The problematic aspect of recipes is that they explain the process of cooking something by enumerating chefs’ steps, given their experience, personal preference, and culinary knowledge. This cooking process is inherently subjective, and it’s even extremely hard for humans not trained in culinary techniques to pick up the nuances and intentions behind the chef’s reasoning. Some steps may be there for texture or the final product to elicit a certain feeling or memory. None of that is usually apparent to the recipe’s reader, it can only be felt after tasting.
It also has a mathematical aspect to it. Quantities of ingredients have a special meaning, and different recipes will call for various amounts of the same ingredient in the same context to achieve diverse effects. One easy example is mixing butter and flour to thicken a sauce or to make a roux.
Given that the technology understands the statistical properties of the text but not the underlying mathematical context, generated recipes will have two major flaws:
- Quantities of ingredients may look real but not necessarily make sense for the recipe.
- Steps involved may work but not follow the right rationale for the recipe.

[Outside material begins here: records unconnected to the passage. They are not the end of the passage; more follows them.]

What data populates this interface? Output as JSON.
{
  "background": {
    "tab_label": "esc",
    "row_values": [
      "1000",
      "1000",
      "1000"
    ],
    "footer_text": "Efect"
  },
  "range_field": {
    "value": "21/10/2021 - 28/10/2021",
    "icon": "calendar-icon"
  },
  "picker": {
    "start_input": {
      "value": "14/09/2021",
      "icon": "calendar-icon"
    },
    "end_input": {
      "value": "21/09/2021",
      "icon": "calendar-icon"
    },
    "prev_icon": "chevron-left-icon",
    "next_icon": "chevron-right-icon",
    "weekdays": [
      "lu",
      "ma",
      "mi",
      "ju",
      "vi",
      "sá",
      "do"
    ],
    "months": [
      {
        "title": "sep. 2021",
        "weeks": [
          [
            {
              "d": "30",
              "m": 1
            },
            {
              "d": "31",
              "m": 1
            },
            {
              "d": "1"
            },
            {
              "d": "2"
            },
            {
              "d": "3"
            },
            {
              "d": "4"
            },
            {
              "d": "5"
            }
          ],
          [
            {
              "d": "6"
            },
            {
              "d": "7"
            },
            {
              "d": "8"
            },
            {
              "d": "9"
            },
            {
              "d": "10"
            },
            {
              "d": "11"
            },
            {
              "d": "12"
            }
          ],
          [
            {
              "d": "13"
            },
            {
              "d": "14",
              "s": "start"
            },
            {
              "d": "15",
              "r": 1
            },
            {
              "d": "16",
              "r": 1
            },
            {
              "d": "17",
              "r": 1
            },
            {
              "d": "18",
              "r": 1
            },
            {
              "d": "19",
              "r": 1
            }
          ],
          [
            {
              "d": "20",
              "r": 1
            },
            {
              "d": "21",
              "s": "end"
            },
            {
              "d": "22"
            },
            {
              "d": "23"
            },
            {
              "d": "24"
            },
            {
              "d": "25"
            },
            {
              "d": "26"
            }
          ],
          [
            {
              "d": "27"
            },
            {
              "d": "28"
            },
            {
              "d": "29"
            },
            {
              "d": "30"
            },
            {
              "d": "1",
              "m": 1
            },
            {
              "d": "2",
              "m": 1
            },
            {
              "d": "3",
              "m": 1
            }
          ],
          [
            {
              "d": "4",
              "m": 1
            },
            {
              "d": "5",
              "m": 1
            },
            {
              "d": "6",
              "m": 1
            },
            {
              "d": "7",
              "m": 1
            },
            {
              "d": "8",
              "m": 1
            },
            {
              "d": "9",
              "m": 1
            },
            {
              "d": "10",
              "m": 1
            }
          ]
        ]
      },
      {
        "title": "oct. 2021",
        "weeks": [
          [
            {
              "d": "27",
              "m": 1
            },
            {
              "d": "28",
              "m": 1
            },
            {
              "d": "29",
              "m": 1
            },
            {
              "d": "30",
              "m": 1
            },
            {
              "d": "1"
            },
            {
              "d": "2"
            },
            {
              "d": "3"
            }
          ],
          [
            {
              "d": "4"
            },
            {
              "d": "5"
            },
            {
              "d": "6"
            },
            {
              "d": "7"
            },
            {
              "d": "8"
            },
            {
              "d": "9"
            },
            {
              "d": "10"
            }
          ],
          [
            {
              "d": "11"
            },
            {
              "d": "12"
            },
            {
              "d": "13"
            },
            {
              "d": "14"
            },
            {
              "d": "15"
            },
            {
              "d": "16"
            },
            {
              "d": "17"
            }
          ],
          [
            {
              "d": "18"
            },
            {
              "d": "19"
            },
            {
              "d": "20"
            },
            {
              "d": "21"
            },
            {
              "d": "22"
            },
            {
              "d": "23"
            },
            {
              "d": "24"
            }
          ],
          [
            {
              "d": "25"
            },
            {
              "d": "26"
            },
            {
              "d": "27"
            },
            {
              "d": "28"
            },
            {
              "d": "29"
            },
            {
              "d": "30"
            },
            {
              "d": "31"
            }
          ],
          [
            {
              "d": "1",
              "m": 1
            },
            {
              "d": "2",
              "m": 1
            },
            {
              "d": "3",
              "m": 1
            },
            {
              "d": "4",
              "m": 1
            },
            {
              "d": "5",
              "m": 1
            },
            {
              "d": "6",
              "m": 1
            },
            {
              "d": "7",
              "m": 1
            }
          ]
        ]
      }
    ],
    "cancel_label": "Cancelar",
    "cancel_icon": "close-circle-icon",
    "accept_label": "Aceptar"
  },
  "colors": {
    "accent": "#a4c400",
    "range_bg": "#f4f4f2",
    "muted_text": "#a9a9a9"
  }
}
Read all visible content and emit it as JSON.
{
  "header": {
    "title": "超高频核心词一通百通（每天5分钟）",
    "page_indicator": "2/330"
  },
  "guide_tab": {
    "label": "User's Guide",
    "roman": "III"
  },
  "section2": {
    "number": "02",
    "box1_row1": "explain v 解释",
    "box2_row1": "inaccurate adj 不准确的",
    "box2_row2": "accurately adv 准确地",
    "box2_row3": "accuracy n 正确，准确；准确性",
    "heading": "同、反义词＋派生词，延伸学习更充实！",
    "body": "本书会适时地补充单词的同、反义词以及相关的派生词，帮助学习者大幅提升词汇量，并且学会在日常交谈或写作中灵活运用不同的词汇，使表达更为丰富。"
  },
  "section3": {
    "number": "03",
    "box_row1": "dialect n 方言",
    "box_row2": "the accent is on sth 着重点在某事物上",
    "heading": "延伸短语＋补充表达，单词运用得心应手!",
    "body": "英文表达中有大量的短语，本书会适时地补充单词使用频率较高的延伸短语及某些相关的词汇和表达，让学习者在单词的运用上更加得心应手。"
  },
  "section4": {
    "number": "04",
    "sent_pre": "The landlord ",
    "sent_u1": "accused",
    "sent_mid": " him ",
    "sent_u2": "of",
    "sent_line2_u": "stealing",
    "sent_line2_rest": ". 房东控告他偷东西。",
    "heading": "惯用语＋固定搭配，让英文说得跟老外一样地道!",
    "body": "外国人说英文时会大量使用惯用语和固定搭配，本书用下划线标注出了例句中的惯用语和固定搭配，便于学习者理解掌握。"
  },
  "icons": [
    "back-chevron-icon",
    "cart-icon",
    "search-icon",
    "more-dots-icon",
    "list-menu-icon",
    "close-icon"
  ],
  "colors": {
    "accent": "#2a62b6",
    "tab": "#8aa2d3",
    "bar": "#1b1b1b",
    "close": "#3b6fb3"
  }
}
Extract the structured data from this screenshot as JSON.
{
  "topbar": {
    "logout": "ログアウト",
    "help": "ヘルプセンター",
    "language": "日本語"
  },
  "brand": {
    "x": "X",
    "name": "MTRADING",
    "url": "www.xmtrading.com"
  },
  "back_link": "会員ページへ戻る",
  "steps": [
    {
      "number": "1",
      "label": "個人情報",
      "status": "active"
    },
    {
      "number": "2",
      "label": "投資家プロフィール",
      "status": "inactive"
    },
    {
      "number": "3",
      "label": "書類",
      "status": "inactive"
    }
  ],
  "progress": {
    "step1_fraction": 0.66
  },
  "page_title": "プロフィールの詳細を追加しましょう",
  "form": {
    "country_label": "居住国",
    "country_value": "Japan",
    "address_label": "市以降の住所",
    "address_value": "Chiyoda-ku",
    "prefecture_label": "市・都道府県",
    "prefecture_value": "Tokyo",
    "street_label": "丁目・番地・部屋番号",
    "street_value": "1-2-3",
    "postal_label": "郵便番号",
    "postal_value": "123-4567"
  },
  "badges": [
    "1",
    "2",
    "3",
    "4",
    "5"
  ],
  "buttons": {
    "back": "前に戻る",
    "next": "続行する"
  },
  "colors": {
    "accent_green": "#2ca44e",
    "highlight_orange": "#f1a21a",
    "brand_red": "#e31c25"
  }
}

These flaws match what I observed in the recipes my platform generated, and it summarizes the critiques that multiple chefs do over the Chat-GPT-generated recipes they tested.
It would take an overfit GPT to generate something great by replicating one of the training examples and thus be mere plagiarism.
Where is it Safe to Use GPT, and Where Not?
GPT carries the great promise of unlimited content generation, but as we saw, we can’t trust this content. Still, GPT is a great technology that’s helpful for many uses. In general, as long as your text doesn’t have to be accurate or have a complex logic behind it, you should be alright; this includes the following applications:
- Creative ideas generation. Humans also get creative by combining previously existing ideas in novel ways. GPT will excel at this task.
- Simple Q&A and trivia. With the understanding that not all content might be true.
- Simple chatbots. For example, support service centers can usually help their customers find answers without human intervention.
- Simple translation and grammar-checking tasks.
- Template content generation.
In general, GPT can do OK in many other tasks, but sometimes the price of being wrong is too high, for example, getting a bad reputation for your business or even worse.
In Summary
GPT-3 and ChatGPT is an impressive machine learning model that enables many tools to empower creativity and can perform many natural language tasks very well. Even more impressive is that it can do this as a zero-shot, with its pretraining only. There are, however, many applications where it will not perform better or close to humans; these are in areas where the reasoning behind the structure of the text cannot be inferred directly from it, as in cooking recipes or areas that require scientific rigor.